Prove that if $\Box p \rightarrow \Box\Box p$ is valid on a frame $F=\langle W,R\rangle$ then $R$ is transitive

Question

Prove that if $\Box p \rightarrow \Box\Box p$ is valid on a frame $F=\langle W,R\rangle$, then $R$ is transitive.

Suppose $F\vDash\Box p\rightarrow \Box\Box p$, where $F=\langle W,R\rangle$.

Let $u,v,w\in W$ be arbitrary worlds such that $Ruv$ and $Rvw$.

We need to show $Ruw$.

Define $V$ such that $z\in V(p)$ if and only if $Ruz$.

Let $M= \langle W,R,V\rangle$.

By definition of $V$, $M,z\Vdash p$ for all $z$ such that $Ruz$.

So, $M,u\Vdash\Box p$.

But since $F\vDash\Box p\rightarrow \Box\Box p$ and $M$ is based on $F$, $M,u\Vdash\Box p\rightarrow \Box\Box p$.

And since $M,u\Vdash\Box p$ and $M,u\Vdash\Box p\rightarrow \Box\Box p$ we can infer $M,u\Vdash\Box\Box p$.

But $M,u\Vdash\Box\Box p$ iff $M,v\Vdash\Box p$ iff $M,w\Vdash p$--all according to definitions for $M,w\Vdash$

But then, according to the definition of $V$, $Ruw$. And we're done.

This is basically the proof from the OLP's Boxes and Diamonds (I expanded a few steps). And here's my confusion:

We make a substantial assumption about $V$ in order for the proof to work. And while I get why such assumptions won't affect $M$ being based on $F$ in the strict sense. I don't get how we can infer that all models based on $F$ will similarly require that $R$ be transitive.

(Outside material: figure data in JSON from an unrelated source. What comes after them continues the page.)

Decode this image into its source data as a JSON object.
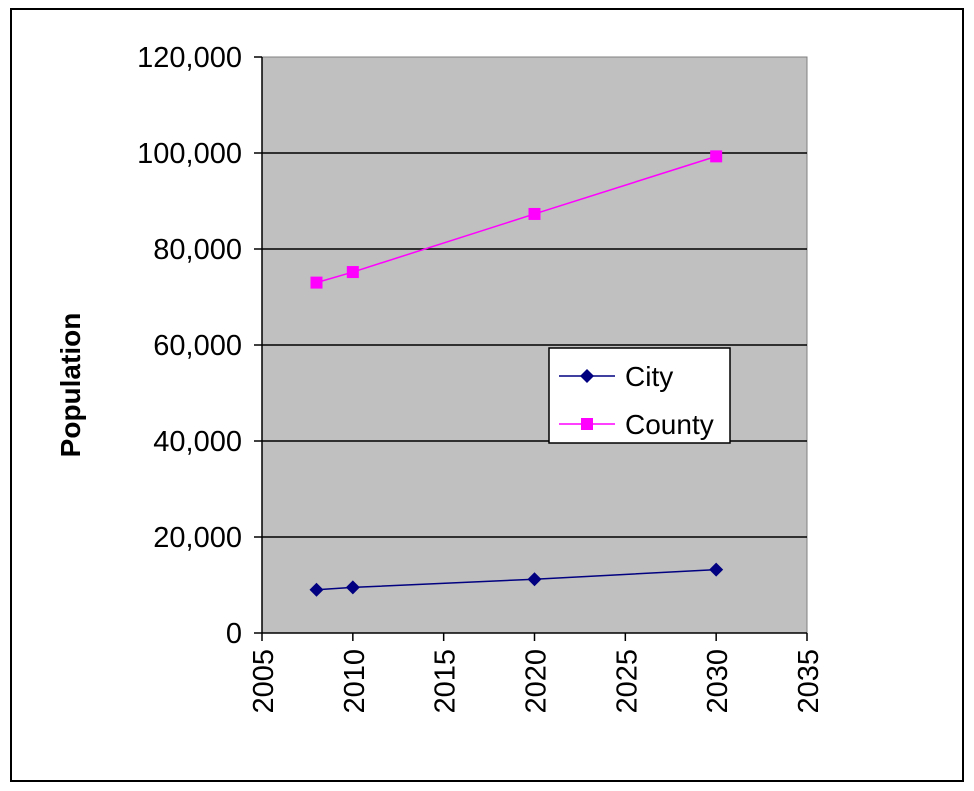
{
  "chart_data": {
    "type": "line",
    "title": "",
    "xlabel": "",
    "ylabel": "Population",
    "xlim": [
      2005,
      2035
    ],
    "ylim": [
      0,
      120000
    ],
    "x_ticks": [
      "2005",
      "2010",
      "2015",
      "2020",
      "2025",
      "2030",
      "2035"
    ],
    "y_ticks": [
      "0",
      "20,000",
      "40,000",
      "60,000",
      "80,000",
      "100,000",
      "120,000"
    ],
    "grid": "horizontal",
    "legend_position": "right-center",
    "plot_background": "#c0c0c0",
    "series": [
      {
        "name": "City",
        "color": "#000080",
        "marker": "diamond",
        "points": [
          {
            "x": 2008,
            "y": 9000
          },
          {
            "x": 2010,
            "y": 9500
          },
          {
            "x": 2020,
            "y": 11200
          },
          {
            "x": 2030,
            "y": 13200
          }
        ]
      },
      {
        "name": "County",
        "color": "#ff00ff",
        "marker": "square",
        "points": [
          {
            "x": 2008,
            "y": 73000
          },
          {
            "x": 2010,
            "y": 75200
          },
          {
            "x": 2020,
            "y": 87300
          },
          {
            "x": 2030,
            "y": 99300
          }
        ]
      }
    ]
  }
}
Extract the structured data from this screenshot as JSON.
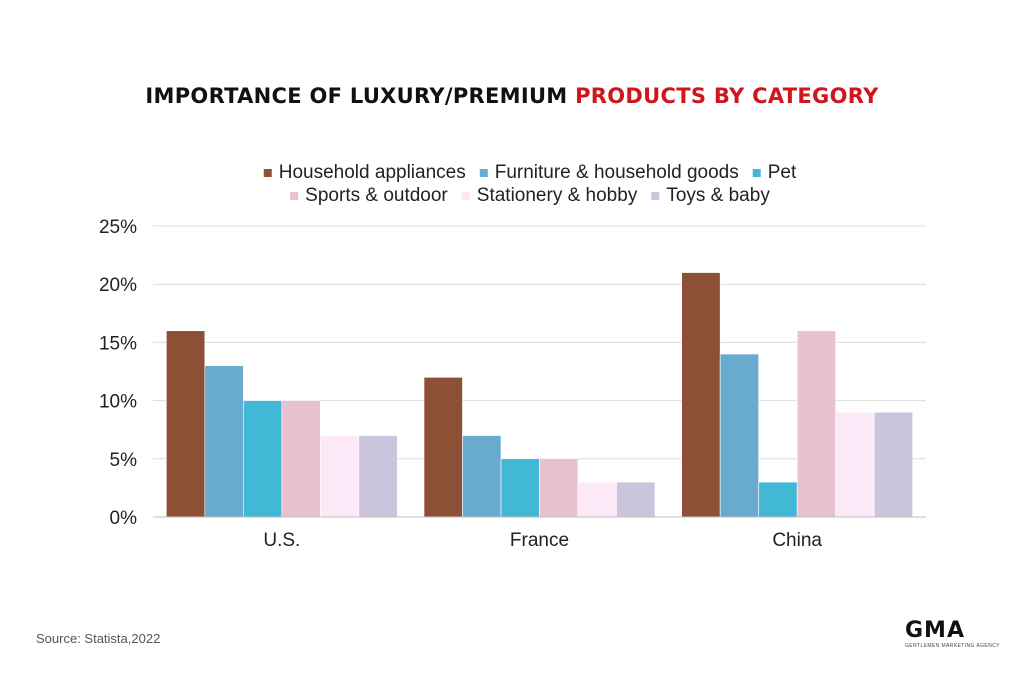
{
  "title": {
    "part1": "IMPORTANCE OF LUXURY/PREMIUM ",
    "part2": "PRODUCTS BY CATEGORY"
  },
  "source": "Source: Statista,2022",
  "logo": {
    "text": "GMA",
    "subtitle": "GENTLEMEN MARKETING AGENCY"
  },
  "colors": {
    "accent": "#d0151c",
    "series": [
      "#8b5035",
      "#68abcf",
      "#40b8d6",
      "#e8c0cf",
      "#fde8f7",
      "#cac4dc"
    ]
  },
  "chart_data": {
    "type": "bar",
    "title": "IMPORTANCE OF LUXURY/PREMIUM PRODUCTS BY CATEGORY",
    "categories": [
      "U.S.",
      "France",
      "China"
    ],
    "series": [
      {
        "name": "Household appliances",
        "values": [
          16,
          12,
          21
        ]
      },
      {
        "name": "Furniture & household goods",
        "values": [
          13,
          7,
          14
        ]
      },
      {
        "name": "Pet",
        "values": [
          10,
          5,
          3
        ]
      },
      {
        "name": "Sports & outdoor",
        "values": [
          10,
          5,
          16
        ]
      },
      {
        "name": "Stationery & hobby",
        "values": [
          7,
          3,
          9
        ]
      },
      {
        "name": "Toys & baby",
        "values": [
          7,
          3,
          9
        ]
      }
    ],
    "yticks": [
      "0%",
      "5%",
      "10%",
      "15%",
      "20%",
      "25%"
    ],
    "ylim": [
      0,
      25
    ],
    "grid": true,
    "legend_position": "top"
  }
}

Thanks for any and all help.

Answer 1

What does "$\varphi$ is valid on $F = \langle W,R\rangle$" mean? It means that for all models $M$ based on $F$, $\varphi$ is valid on $M$. In particular, for any valuation $V$, $\varphi$ is valid on $M = \langle W,R,V\rangle$. So when we use the hypothesis that $\square p\rightarrow \square\square p$ is valid on the frame $F$, we're able to pick any valuation we like!

I recommend interrogating your confusions a bit more - often clarifying the question you're asking will help to resolve it. You wrote

And while I get why such assumptions won't affect $M$ being based on $F$ in the strict sense. I don't get how we can infer that all models based on $F$ will similarly require that $R$ be transitive.

I don't know what you mean by "in the strict sense" here, and I suspect you don't either. There is only one sense of $M$ being based on $F$, which is the definition. As to why "all models based on $F$ will similarly require that $R$ be transitive" - all models based on $F$ have exactly the same relation $R$ on exactly the same set of worlds $W$. This data is part of the frame itself. The only thing a particular model adds is a valuation $V$, which has no impact on whether the relation $R$ is transitive.

Also, a correction: You wrote

$M,u\Vdash\Box\Box p$ iff $M,v\Vdash\Box p$ iff $M,w\Vdash p$.

Each of these "iff"s should be "implies". For example, what's true is that $M,u\Vdash \square\square p$ iff $M,z\Vdash \square p$ for all $z$ such that $Ruz$. Now since we have $Ruv$, in particular $M,u \Vdash \square\square p$ implies $M,v\Vdash \square p$. But $M,v\Vdash \square p$ does not imply $M,u\Vdash \square\square p$ (unless we know that $v$ is the only world accessible from $u$).